Казематы его крепостей том 2






Триста девятнадцатый маршрут





 I

Они идут. Я слышу их гогот.

Той осенью сорок второго они могли еще гоготать.



В каньоне Малой Лабы грохочет и бьется о камни стремительная, в белой пене вода. И потому гул речной то приближается, то удаляется, как поезд. Но приближавшийся и удаляющийся – он непрерывен.

Мастаканы и Маркапыдж. Два могучих горных хребта идут параллельно друг другу. Узкое пространство между ними отдано реке и тропе. Под августовским солнцем, среди зелени альпийских лугов – противоестественное, не воспринимающе- еся умом, сверкание снежных залежей.

Не собственные ноги – самолеты поднимали нас прежде столько высоко.

Тропа тениста и тесна.

Отвесно вниз уходят каменные стены каньона. Нетренированное дыхание шумно и часто. Нет сил вдохнуть полной грудью, железные обручи стягивают ее. Пот тяжелыми каплями собирается на бровях, и так же – тяжело и крупно – падает на тропу. Каждый камешек пробует ногу. На следующий переход, нет, на следующем привале надо будет надеть шерстяные носки.

Панически, перепуганной птицей в клетке, колотится сердце, готовое вот-вот взорваться.

Альппауза.

Спиной к горе, лицом – к спуску.

Переломившись  пополам,  ослабляем  лямки  рюкзаков.

Двадцать секунд для восстановления дыхания.



А они все идут.

Натасканные. Откормленные. Самоуверенные.

Первая горнострелковая дивизия «Эдельвейс» генерал–лейтенанта Ланца. Врага надо знать в лицо.

Следом идет, не вступая в бои, корпус особого назначения. Ему намечен Ближний Восток. Ему намечено соединение с войсками Роммеля в Египте.

Их гогот дробится о скалы и заполняет каньон. Под альпинистскими ботинками с крупной ребристостью подошв хрустит галька. Им не страшны ночные холода привалов: на них шерстяное белье. Их походные кухни специально приспособлены для гор. Для гор приспособлены их автоматы. Их минометы, пушки.

Им нет преград на земле. Не было, нет и не будет...



Тропа серпантином поднимается к перевалу. Веками натоптанная тропа.

Я боюсь поднять глаза. Боюсь увидеть ребристые подошвы альпинистских ботинок с толстыми отворотами шерстяных носков. Увидеть рыжего верзилу в сто килограммов весом, скалящего мне в лицо желтые лошадиные зубы, боюсь увидеть мясистые щеки, ухмылкой отодвинутые к ушам, волосатую лапу с засученным рукавом: «Давай, мол, давай!». А куцый автомат болтается на шее пустяковой игрушкой.

Им нет преград на земле.

Тоненький прутик, веточка, школьница Женя Бондарева встала на их пути. Осажденный Ленинград спасал своих детей от голода и смерти. Северный Кавказ дал Жене крышу и хлеб.

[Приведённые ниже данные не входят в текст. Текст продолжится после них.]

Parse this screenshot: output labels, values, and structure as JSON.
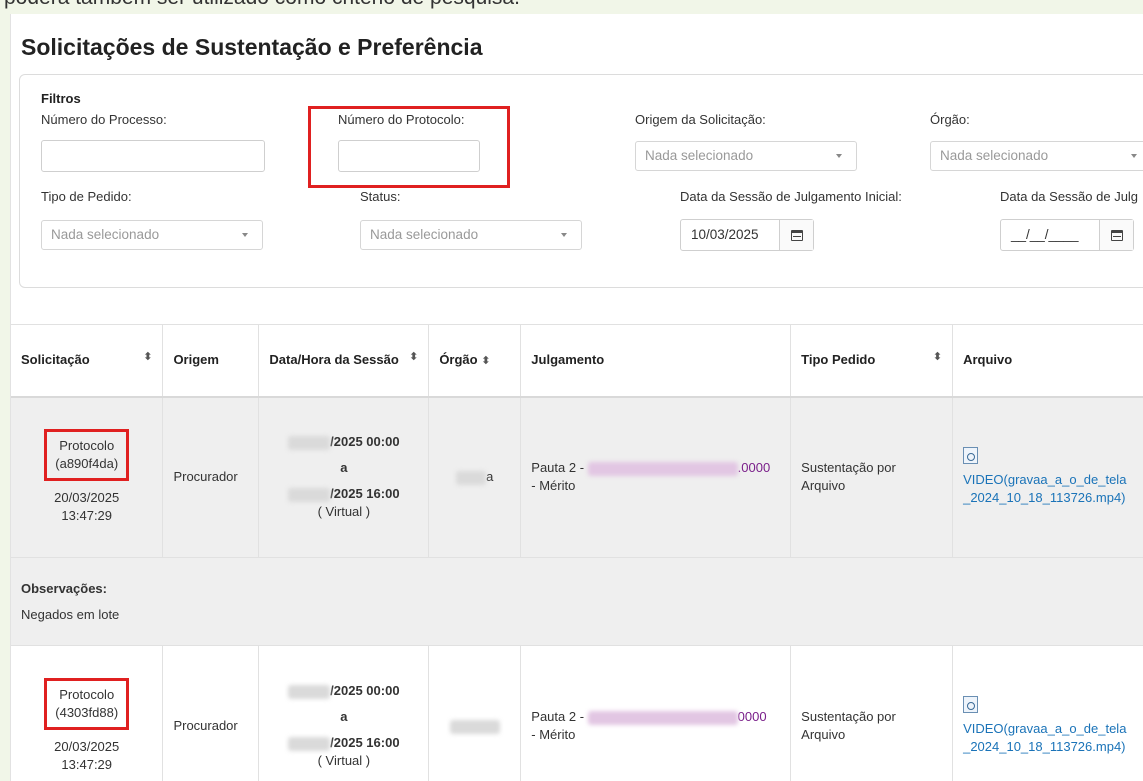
{
  "top_note": "poderá também ser utilizado como critério de pesquisa.",
  "page_title": "Solicitações de Sustentação e Preferência",
  "filters": {
    "title": "Filtros",
    "numero_processo_label": "Número do Processo:",
    "numero_protocolo_label": "Número do Protocolo:",
    "origem_label": "Origem da Solicitação:",
    "origem_value": "Nada selecionado",
    "orgao_label": "Órgão:",
    "orgao_value": "Nada selecionado",
    "tipo_pedido_label": "Tipo de Pedido:",
    "tipo_pedido_value": "Nada selecionado",
    "status_label": "Status:",
    "status_value": "Nada selecionado",
    "data_inicial_label": "Data da Sessão de Julgamento Inicial:",
    "data_inicial_value": "10/03/2025",
    "data_final_label": "Data da Sessão de Julg",
    "data_final_value": "__/__/____"
  },
  "table": {
    "headers": {
      "solicitacao": "Solicitação",
      "origem": "Origem",
      "data_hora": "Data/Hora da Sessão",
      "orgao": "Órgão",
      "julgamento": "Julgamento",
      "tipo_pedido": "Tipo Pedido",
      "arquivo": "Arquivo"
    },
    "sort_icon": "⬍",
    "rows": [
      {
        "protocolo_label": "Protocolo",
        "protocolo_id": "(a890f4da)",
        "data": "20/03/2025",
        "hora": "13:47:29",
        "origem": "Procurador",
        "sessao_inicio": "/2025 00:00",
        "sessao_a": "a",
        "sessao_fim": "/2025 16:00",
        "sessao_tipo": "( Virtual )",
        "orgao_suffix": "a",
        "julgamento_prefix": "Pauta 2 -",
        "julgamento_suffix": ".0000",
        "julgamento_tipo": "- Mérito",
        "tipo_pedido": "Sustentação por Arquivo",
        "arquivo": "VIDEO(gravaa_a_o_de_tela_2024_10_18_113726.mp4)"
      },
      {
        "protocolo_label": "Protocolo",
        "protocolo_id": "(4303fd88)",
        "data": "20/03/2025",
        "hora": "13:47:29",
        "origem": "Procurador",
        "sessao_inicio": "/2025 00:00",
        "sessao_a": "a",
        "sessao_fim": "/2025 16:00",
        "sessao_tipo": "( Virtual )",
        "orgao_suffix": "",
        "julgamento_prefix": "Pauta 2 -",
        "julgamento_suffix": "0000",
        "julgamento_tipo": "- Mérito",
        "tipo_pedido": "Sustentação por Arquivo",
        "arquivo": "VIDEO(gravaa_a_o_de_tela_2024_10_18_113726.mp4)"
      }
    ],
    "observacoes_label": "Observações:",
    "observacoes_text": "Negados em lote"
  },
  "colors": {
    "highlight": "#e02020",
    "link": "#1a73b8",
    "background": "#f1f6e8"
  }
}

Но смерть перла стальной лавиной, обвалом огня во все уголки страны. И до Кавказа дошла она осенью сорок второго.

Первая горнострелковая дивизия «Эдельвейс».

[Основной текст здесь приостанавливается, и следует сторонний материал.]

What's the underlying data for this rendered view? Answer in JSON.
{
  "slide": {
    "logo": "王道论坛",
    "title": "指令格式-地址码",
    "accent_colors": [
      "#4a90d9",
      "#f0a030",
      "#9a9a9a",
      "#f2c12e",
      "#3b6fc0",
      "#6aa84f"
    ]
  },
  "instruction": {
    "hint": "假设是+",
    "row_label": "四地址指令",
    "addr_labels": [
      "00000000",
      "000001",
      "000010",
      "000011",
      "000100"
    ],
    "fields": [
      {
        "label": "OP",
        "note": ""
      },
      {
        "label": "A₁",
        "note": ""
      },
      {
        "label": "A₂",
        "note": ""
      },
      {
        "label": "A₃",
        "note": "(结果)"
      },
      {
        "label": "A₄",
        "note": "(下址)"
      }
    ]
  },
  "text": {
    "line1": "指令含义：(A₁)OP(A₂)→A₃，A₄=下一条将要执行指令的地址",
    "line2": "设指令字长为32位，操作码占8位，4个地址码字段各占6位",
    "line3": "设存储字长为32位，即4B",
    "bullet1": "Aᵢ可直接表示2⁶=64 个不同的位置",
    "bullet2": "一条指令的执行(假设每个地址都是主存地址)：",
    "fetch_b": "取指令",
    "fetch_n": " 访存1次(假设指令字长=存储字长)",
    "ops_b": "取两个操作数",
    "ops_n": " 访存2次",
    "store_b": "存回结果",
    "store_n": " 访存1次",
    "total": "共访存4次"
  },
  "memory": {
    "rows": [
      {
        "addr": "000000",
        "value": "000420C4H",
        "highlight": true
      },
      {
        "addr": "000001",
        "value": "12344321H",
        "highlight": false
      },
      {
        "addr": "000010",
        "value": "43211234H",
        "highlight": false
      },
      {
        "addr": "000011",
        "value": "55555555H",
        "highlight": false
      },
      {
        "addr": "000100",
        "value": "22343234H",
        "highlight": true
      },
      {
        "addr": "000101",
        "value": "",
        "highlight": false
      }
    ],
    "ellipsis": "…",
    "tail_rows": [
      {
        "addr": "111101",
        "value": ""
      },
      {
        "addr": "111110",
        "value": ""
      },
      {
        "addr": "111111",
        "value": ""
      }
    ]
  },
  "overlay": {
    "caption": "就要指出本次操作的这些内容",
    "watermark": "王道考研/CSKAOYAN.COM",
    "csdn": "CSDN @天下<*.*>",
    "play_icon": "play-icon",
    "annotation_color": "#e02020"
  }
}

Кто и что встанет ей на пути?!

У ног ее лежат горы Европы.

Партизанка  семнадцати  лет,  Женя  Бондарева,  взрывает мост через Малую Лабу – и преграждает путь смерти.

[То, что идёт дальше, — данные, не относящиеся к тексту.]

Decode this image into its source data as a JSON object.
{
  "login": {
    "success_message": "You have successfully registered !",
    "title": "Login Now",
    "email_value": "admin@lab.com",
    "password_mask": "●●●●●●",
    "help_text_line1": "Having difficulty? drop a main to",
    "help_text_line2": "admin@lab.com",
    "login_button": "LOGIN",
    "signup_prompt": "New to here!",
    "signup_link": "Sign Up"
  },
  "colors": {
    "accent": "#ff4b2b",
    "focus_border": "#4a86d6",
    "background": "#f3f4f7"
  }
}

Ей преграждают путь?! Найти и уничтожить!

Свинцовые струи срезали ивовый прутик...




II

Жарко.

Мы снимаем рубахи, взгромождаем на голые спины рюкзаки – и дальше в путь наша экзотическая цепочка.

Ночью в горах прошел ливень с градом. Тропу разворотили каменные осыпи и камнегрязевые потоки. Ступишь неверной ногой – и долго-долго внизу слышен глухой гранитный стук падающих камней.

Вчера вечером в Псебае мы подошли к горам, над которыми громыхало так, что заглушало музыку танцевальной площадки турбазы.

Рвано и огненно полыхало.

Мы сочли, что это нас не касается. Но такой, медленно начинающийся, редко стучащий по листьям, а потом залпом ударивший крупной дробью, остервенелый дождь погнал нас под ближайшую крышу.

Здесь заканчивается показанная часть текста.